但し、支店間のネットワークは今のような高速回線でデータが送受信されていた訳ではない。私が知る限り80年代は、VAN(Value Added Network)が広く利用されていた。
IBM AS/400(アイキャッチ画像も同様)
80年代当時、給与計算が欠かせない人事・経理部は今以上に重要な位置づけだった。今でこそパソコンで簡単に対応可能だが、パソコンの無い当時は大きな負担だった。給与システムは仕組みと目的が明確で、必要性が非常に高いためコンピュータ化が真っ先に進められた。
当時、給与や販売管理パッケージソフトが広く販売されていなかったため、社内にプログラミングが出来る技術者を抱える必要があった。電算部やシステム部を設置し、プログラムを組める技術者(社員)を何名も抱えた。

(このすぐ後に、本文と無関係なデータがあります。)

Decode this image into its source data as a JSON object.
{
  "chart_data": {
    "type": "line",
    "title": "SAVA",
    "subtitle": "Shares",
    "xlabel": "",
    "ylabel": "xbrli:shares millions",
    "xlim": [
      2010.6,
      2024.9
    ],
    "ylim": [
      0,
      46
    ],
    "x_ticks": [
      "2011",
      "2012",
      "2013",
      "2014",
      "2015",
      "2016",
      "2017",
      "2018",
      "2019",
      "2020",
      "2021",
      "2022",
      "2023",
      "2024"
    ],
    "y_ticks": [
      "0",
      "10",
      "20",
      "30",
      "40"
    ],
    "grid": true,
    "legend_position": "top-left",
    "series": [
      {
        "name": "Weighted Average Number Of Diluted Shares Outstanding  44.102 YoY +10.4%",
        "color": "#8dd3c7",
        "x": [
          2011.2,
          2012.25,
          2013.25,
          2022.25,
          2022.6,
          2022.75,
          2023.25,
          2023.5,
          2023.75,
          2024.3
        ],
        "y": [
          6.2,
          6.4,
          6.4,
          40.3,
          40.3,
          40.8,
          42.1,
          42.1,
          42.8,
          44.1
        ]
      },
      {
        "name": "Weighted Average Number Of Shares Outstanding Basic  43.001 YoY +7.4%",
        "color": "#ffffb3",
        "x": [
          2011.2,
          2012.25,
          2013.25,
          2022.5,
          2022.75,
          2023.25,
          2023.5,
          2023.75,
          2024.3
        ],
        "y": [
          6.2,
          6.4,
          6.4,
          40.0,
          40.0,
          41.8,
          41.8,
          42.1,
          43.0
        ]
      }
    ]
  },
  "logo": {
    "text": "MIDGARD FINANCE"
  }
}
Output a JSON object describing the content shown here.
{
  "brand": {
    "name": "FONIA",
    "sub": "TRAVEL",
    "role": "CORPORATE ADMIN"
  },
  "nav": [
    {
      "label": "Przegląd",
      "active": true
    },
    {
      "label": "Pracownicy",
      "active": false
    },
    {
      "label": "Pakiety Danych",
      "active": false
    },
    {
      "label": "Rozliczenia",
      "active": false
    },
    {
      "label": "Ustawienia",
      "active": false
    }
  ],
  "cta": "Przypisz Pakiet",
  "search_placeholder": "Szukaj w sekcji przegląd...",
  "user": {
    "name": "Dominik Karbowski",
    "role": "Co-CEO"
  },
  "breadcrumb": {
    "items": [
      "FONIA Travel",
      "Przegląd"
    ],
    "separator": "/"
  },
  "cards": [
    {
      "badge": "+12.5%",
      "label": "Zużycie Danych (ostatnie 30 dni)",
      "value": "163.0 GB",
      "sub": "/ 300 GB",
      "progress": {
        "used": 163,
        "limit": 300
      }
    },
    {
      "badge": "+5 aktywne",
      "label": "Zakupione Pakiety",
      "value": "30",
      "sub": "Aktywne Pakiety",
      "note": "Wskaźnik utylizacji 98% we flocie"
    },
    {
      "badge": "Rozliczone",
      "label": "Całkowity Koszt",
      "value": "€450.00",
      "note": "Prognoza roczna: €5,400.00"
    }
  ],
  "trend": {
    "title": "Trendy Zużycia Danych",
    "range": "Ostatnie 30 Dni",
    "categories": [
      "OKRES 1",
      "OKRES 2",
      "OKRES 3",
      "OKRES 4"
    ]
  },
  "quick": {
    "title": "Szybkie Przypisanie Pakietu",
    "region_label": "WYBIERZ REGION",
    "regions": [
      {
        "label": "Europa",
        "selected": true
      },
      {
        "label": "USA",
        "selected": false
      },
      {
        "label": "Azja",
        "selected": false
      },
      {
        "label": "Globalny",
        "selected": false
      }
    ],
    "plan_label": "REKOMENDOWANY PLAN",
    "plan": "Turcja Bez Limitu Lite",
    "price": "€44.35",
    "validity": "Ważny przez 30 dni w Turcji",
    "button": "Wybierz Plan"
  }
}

企業によって 給与・販売管理・顧客管理の考えは異なれど、共通する箇所は少なくない。ある程度パッケージ化されたソフトは販売提供された。
しかし、生産管理に至っては企業が異なれば全く違う。こうなるとプログラムを自前で開発するしかなかった。
大型汎用機ほどではないが、オフコンのハードウェアも空調設備の整った専用のマシンルームが必要だ。人件費を含めると中堅企業にとってオフコンの導入維持はかなり大変だ。
そんなこともあり当時、コンピュータによる事務計算を計算代行してくれる会社は存在していた。
それさえ出来ない小規模零細企業はどうしたかって?・・・多くは電卓片手に手作業で対応していたのだ。
オフコン市場は、ワークステーションの台頭とパソコンの高性能化に伴い、徐々に縮小していく。オフコン市場から撤退したメーカーもいるが、IBMのようにオフコンが姿を変え今も進化しているメーカーも存在する。
今でこそパソコン1台あれば、給与計算や販売管理、顧客管理を手軽に導入出来るが、当時はなかなか出来なかった。だからこそ当時はオフコンは存在意義が十分すぎる程あったのだ。